La visite apostolique du pape François en Indonésie et en Papouasie-Nouvelle-Guinée en septembre 2024 fut une source d’espoir pour les chrétiens papous. Ils espéraient que le pape François ouvrirait un dialogue avec le gouvernement indonésien pour trouver une solution au conflit en Papouasie occidentale. Malheureusement, cela n’a pas eu lieu.
Un certain nombre de rapports ont été envoyés au secrétariat du Pape. Un livre contenant les témoignages et les aspirations des catholiques papous, en italien, a été remis au Pape lors de sa visite en Indonésie et en Papouasie-Nouvelle-Guinée (Preghiere e Auguri dei Cattolici Papuani al Santo Padre Francesco, SKPKC, 2024).
Nous restons convaincus que le Vatican a un rôle important à jouer pour construire la paix mondiale. Le pape François n’a-t-il pas écrit des documents importants tels que « Laudato Si’ ou celui sur la fraternité d’Abu-Dhabi pour encourager le dialogue entre les nations et faire de la terre notre maison commune.
Toutes les actions du pape François, en Ukraine, au Congo ou au Soudan du sud nous convainquent qu’il lui est encore possible de faire quelque chose de similaire pour le peuple de Papouasie occidentale.

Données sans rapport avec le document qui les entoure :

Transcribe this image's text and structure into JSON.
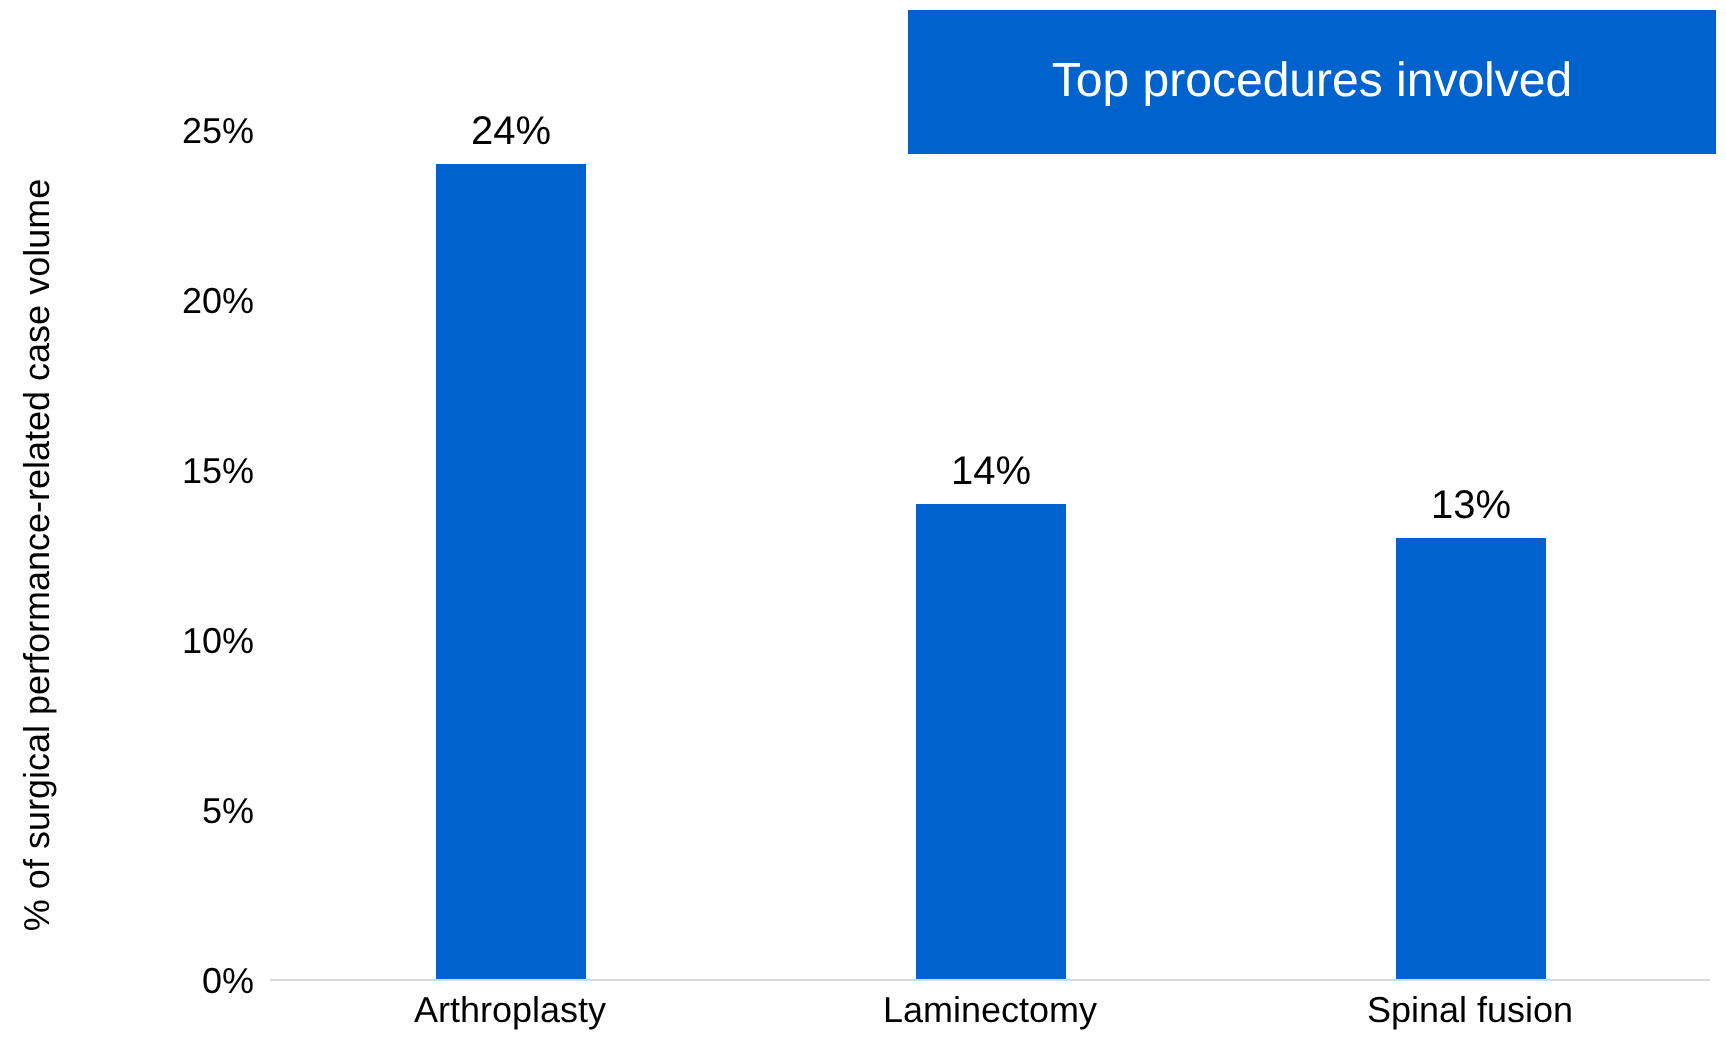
{
  "chart_data": {
    "type": "bar",
    "title": "Top procedures involved",
    "ylabel": "% of surgical performance-related case volume",
    "categories": [
      "Arthroplasty",
      "Laminectomy",
      "Spinal fusion"
    ],
    "values": [
      24,
      14,
      13
    ],
    "color": "#0062cc",
    "value_labels": [
      "24%",
      "14%",
      "13%"
    ],
    "ylim": [
      0,
      25
    ],
    "yticks": [
      {
        "value": 0,
        "label": "0%"
      },
      {
        "value": 5,
        "label": "5%"
      },
      {
        "value": 10,
        "label": "10%"
      },
      {
        "value": 15,
        "label": "15%"
      },
      {
        "value": 20,
        "label": "20%"
      },
      {
        "value": 25,
        "label": "25%"
      }
    ],
    "grid": false
  }
}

De véritables espoirs ont commencé à se concrétiser en 2022 lors de la nomination du premier évêque papou, Mgr. Yanuarius pour le diocèse de Jayapura. Auparavant, presque tous les Papous pensaient que les prêtres papous autochtones ne pouvaient pas devenir évêques, étant donné la forte pression du gouvernement indonésien. Cette leçon s’inspire du cas de l’indépendance du Timor oriental occupé par l’Indonésie (1975-1999), où Mgr Ximenes Belo, l’évêque de Timor, a mené une diplomatie avec le Vatican qui a finalement plaidé pour l’indépendance du Timor oriental.
Cet espoir se renforce en cette année 2025 : le Saint-Siège a nommé un deuxième évêque papou, Mgr. Bernard Baru, pour le diocèse de Timika. Cela nous convainc que le Vatican dispose d’une autorité qui dépasse de loin tout pouvoir de territoire ou toute pression politique.
Nous continuons de croire que les enseignements chrétiens constituent un fondement solide pour l’édification de la civilisation humaine. Par conséquent, l’Église papoue a véritablement besoin de l’aide des pays à majorité catholique, ce qui constitue une forme de responsabilité morale. Cela s’apparente aux actions morales et politiques entreprises par le Portugal en faveur de l’indépendance du Timor oriental lors du référendum de 1999.